Microsoft habit proves hard to kick for Airbus
"As we exclusively revealed in March 2018, the aerospace giant told 130,000 employees it was ditching Microsoft's productivity tools for Google's cloud-based alternatives. Then-CEO Tom Enders predicted migration would finish in 18 months, a timeline that, in hindsight, was "extremely ambitious," according to Catherine Jestin, Airbus's executive vice president of digital. Today, more than two-thirds of Airbus's 150,000 employees have fully transitioned, but significant pockets remain on Microsoft tools."
"Finance, for example, still relies on Excel because Google Sheets can't handle the necessary file sizes, as some spreadsheets involve 20 million cells. "Some of the limitations was just the number of cells that you could have in one single file. We'll definitely start to remove some of the work," Jestin told The Register. Commercial, procurement, and legal teams need robust change tracking for contracts, a feature Google is still perfecting with promised 100 percent compatibility coming in 2026."

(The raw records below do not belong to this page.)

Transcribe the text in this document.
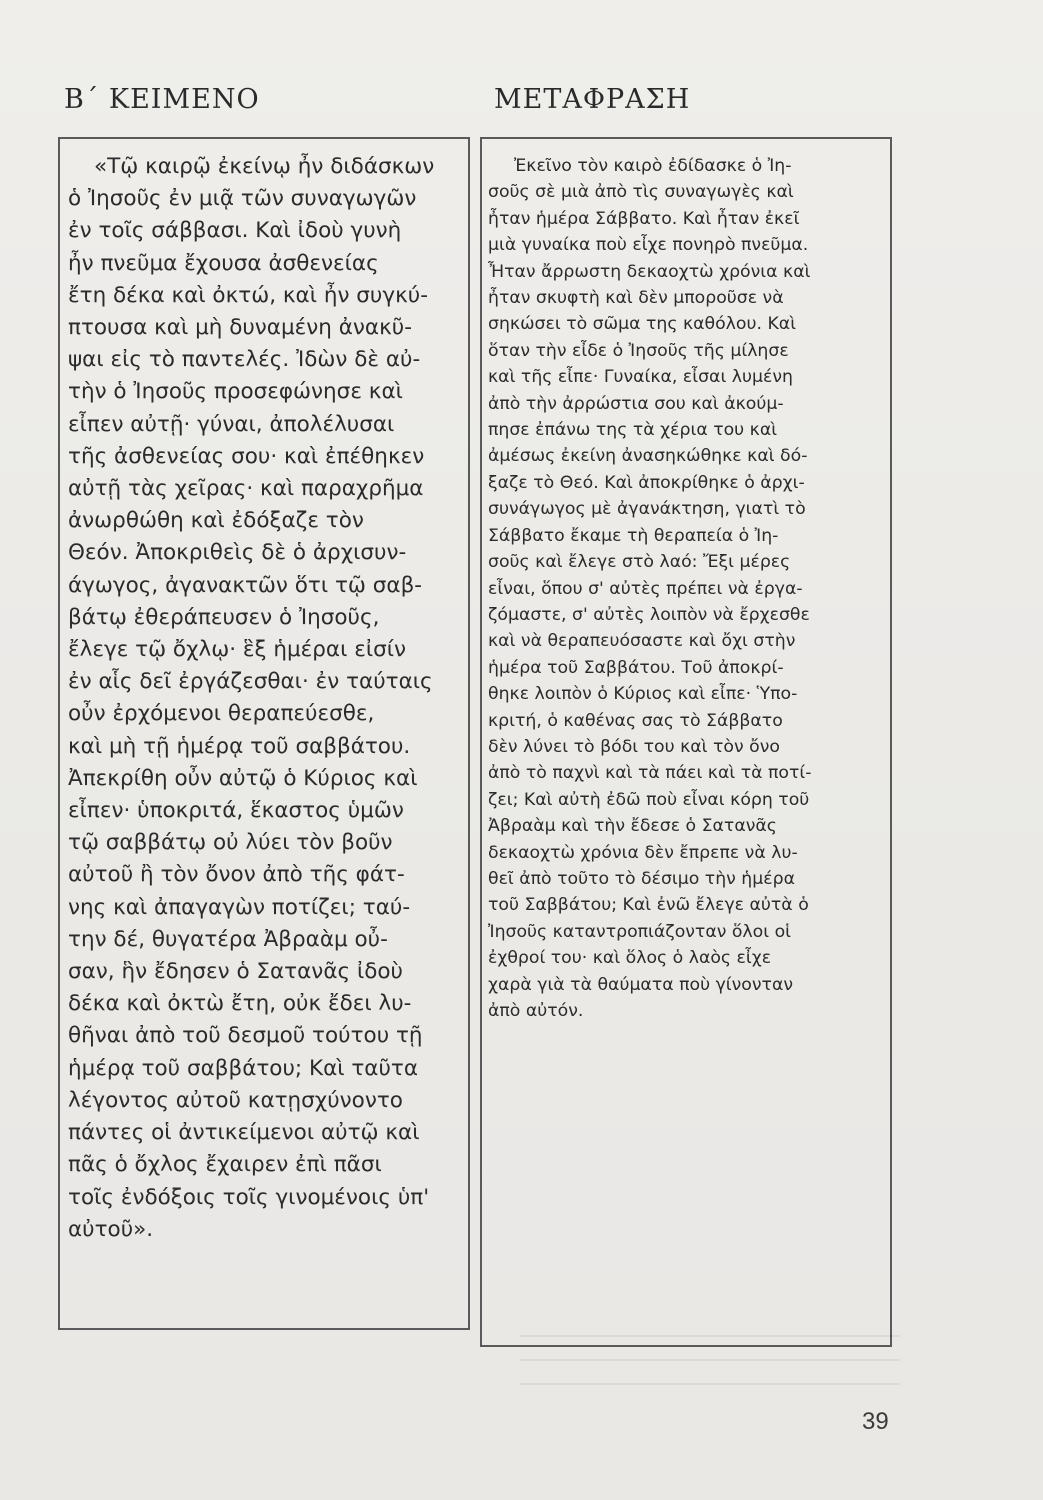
Β΄ ΚΕΙΜΕΝΟ	ΜΕΤΑΦΡΑΣΗ

«Τῷ καιρῷ ἐκείνῳ ἦν διδάσκων
ὁ Ἰησοῦς ἐν μιᾷ τῶν συναγωγῶν
ἐν τοῖς σάββασι. Καὶ ἰδοὺ γυνὴ
ἦν πνεῦμα ἔχουσα ἀσθενείας
ἔτη δέκα καὶ ὀκτώ, καὶ ἦν συγκύ-
πτουσα καὶ μὴ δυναμένη ἀνακῦ-
ψαι εἰς τὸ παντελές. Ἰδὼν δὲ αὐ-
τὴν ὁ Ἰησοῦς προσεφώνησε καὶ
εἶπεν αὐτῇ· γύναι, ἀπολέλυσαι
τῆς ἀσθενείας σου· καὶ ἐπέθηκεν
αὐτῇ τὰς χεῖρας· καὶ παραχρῆμα
ἀνωρθώθη καὶ ἐδόξαζε τὸν
Θεόν. Ἀποκριθεὶς δὲ ὁ ἀρχισυν-
άγωγος, ἀγανακτῶν ὅτι τῷ σαβ-
βάτῳ ἐθεράπευσεν ὁ Ἰησοῦς,
ἔλεγε τῷ ὄχλῳ· ἓξ ἡμέραι εἰσίν
ἐν αἷς δεῖ ἐργάζεσθαι· ἐν ταύταις
οὖν ἐρχόμενοι θεραπεύεσθε,
καὶ μὴ τῇ ἡμέρᾳ τοῦ σαββάτου.
Ἀπεκρίθη οὖν αὐτῷ ὁ Κύριος καὶ
εἶπεν· ὑποκριτά, ἕκαστος ὑμῶν
τῷ σαββάτῳ οὐ λύει τὸν βοῦν
αὐτοῦ ἢ τὸν ὄνον ἀπὸ τῆς φάτ-
νης καὶ ἀπαγαγὼν ποτίζει; ταύ-
την δέ, θυγατέρα Ἀβραὰμ οὖ-
σαν, ἣν ἔδησεν ὁ Σατανᾶς ἰδοὺ
δέκα καὶ ὀκτὼ ἔτη, οὐκ ἔδει λυ-
θῆναι ἀπὸ τοῦ δεσμοῦ τούτου τῇ
ἡμέρᾳ τοῦ σαββάτου; Καὶ ταῦτα
λέγοντος αὐτοῦ κατῃσχύνοντο
πάντες οἱ ἀντικείμενοι αὐτῷ καὶ
πᾶς ὁ ὄχλος ἔχαιρεν ἐπὶ πᾶσι
τοῖς ἐνδόξοις τοῖς γινομένοις ὑπ'
αὐτοῦ».

Ἐκεῖνο τὸν καιρὸ ἐδίδασκε ὁ Ἰη-
σοῦς σὲ μιὰ ἀπὸ τὶς συναγωγὲς καὶ
ἦταν ἡμέρα Σάββατο. Καὶ ἦταν ἐκεῖ
μιὰ γυναίκα ποὺ εἶχε πονηρὸ πνεῦμα.
Ἦταν ἄρρωστη δεκαοχτὼ χρόνια καὶ
ἦταν σκυφτὴ καὶ δὲν μποροῦσε νὰ
σηκώσει τὸ σῶμα της καθόλου. Καὶ
ὅταν τὴν εἶδε ὁ Ἰησοῦς τῆς μίλησε
καὶ τῆς εἶπε· Γυναίκα, εἶσαι λυμένη
ἀπὸ τὴν ἀρρώστια σου καὶ ἀκούμ-
πησε ἐπάνω της τὰ χέρια του καὶ
ἀμέσως ἐκείνη ἀνασηκώθηκε καὶ δό-
ξαζε τὸ Θεό. Καὶ ἀποκρίθηκε ὁ ἀρχι-
συνάγωγος μὲ ἀγανάκτηση, γιατὶ τὸ
Σάββατο ἔκαμε τὴ θεραπεία ὁ Ἰη-
σοῦς καὶ ἔλεγε στὸ λαό: Ἔξι μέρες
εἶναι, ὅπου σ' αὐτὲς πρέπει νὰ ἐργα-
ζόμαστε, σ' αὐτὲς λοιπὸν νὰ ἔρχεσθε
καὶ νὰ θεραπευόσαστε καὶ ὄχι στὴν
ἡμέρα τοῦ Σαββάτου. Τοῦ ἀποκρί-
θηκε λοιπὸν ὁ Κύριος καὶ εἶπε· Ὑπο-
κριτή, ὁ καθένας σας τὸ Σάββατο
δὲν λύνει τὸ βόδι του καὶ τὸν ὄνο
ἀπὸ τὸ παχνὶ καὶ τὰ πάει καὶ τὰ ποτί-
ζει; Καὶ αὐτὴ ἐδῶ ποὺ εἶναι κόρη τοῦ
Ἀβραὰμ καὶ τὴν ἔδεσε ὁ Σατανᾶς
δεκαοχτὼ χρόνια δὲν ἔπρεπε νὰ λυ-
θεῖ ἀπὸ τοῦτο τὸ δέσιμο τὴν ἡμέρα
τοῦ Σαββάτου; Καὶ ἐνῶ ἔλεγε αὐτὰ ὁ
Ἰησοῦς καταντροπιάζονταν ὅλοι οἱ
ἐχθροί του· καὶ ὅλος ὁ λαὸς εἶχε
χαρὰ γιὰ τὰ θαύματα ποὺ γίνονταν
ἀπὸ αὐτόν.

39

Airbus began migrating its 100,000-plus workforce from Microsoft Office to Google Workspace more than seven years ago and has not finished the transition. More than two-thirds of the company's 150,000 employees have fully moved to Google, but substantial groups remain on Microsoft tools. Finance depends on Excel for very large spreadsheets—some reaching 20 million cells—because Google Sheets lacks required capacity. Commercial, procurement, and legal teams require robust change tracking for contracts that Google aims to fully support by 2026. Military-classified document rules prevent cloud storage, forcing certain teams to remain on on-premises Microsoft software indefinitely. Airbus continues to pay Microsoft licenses while completing migration.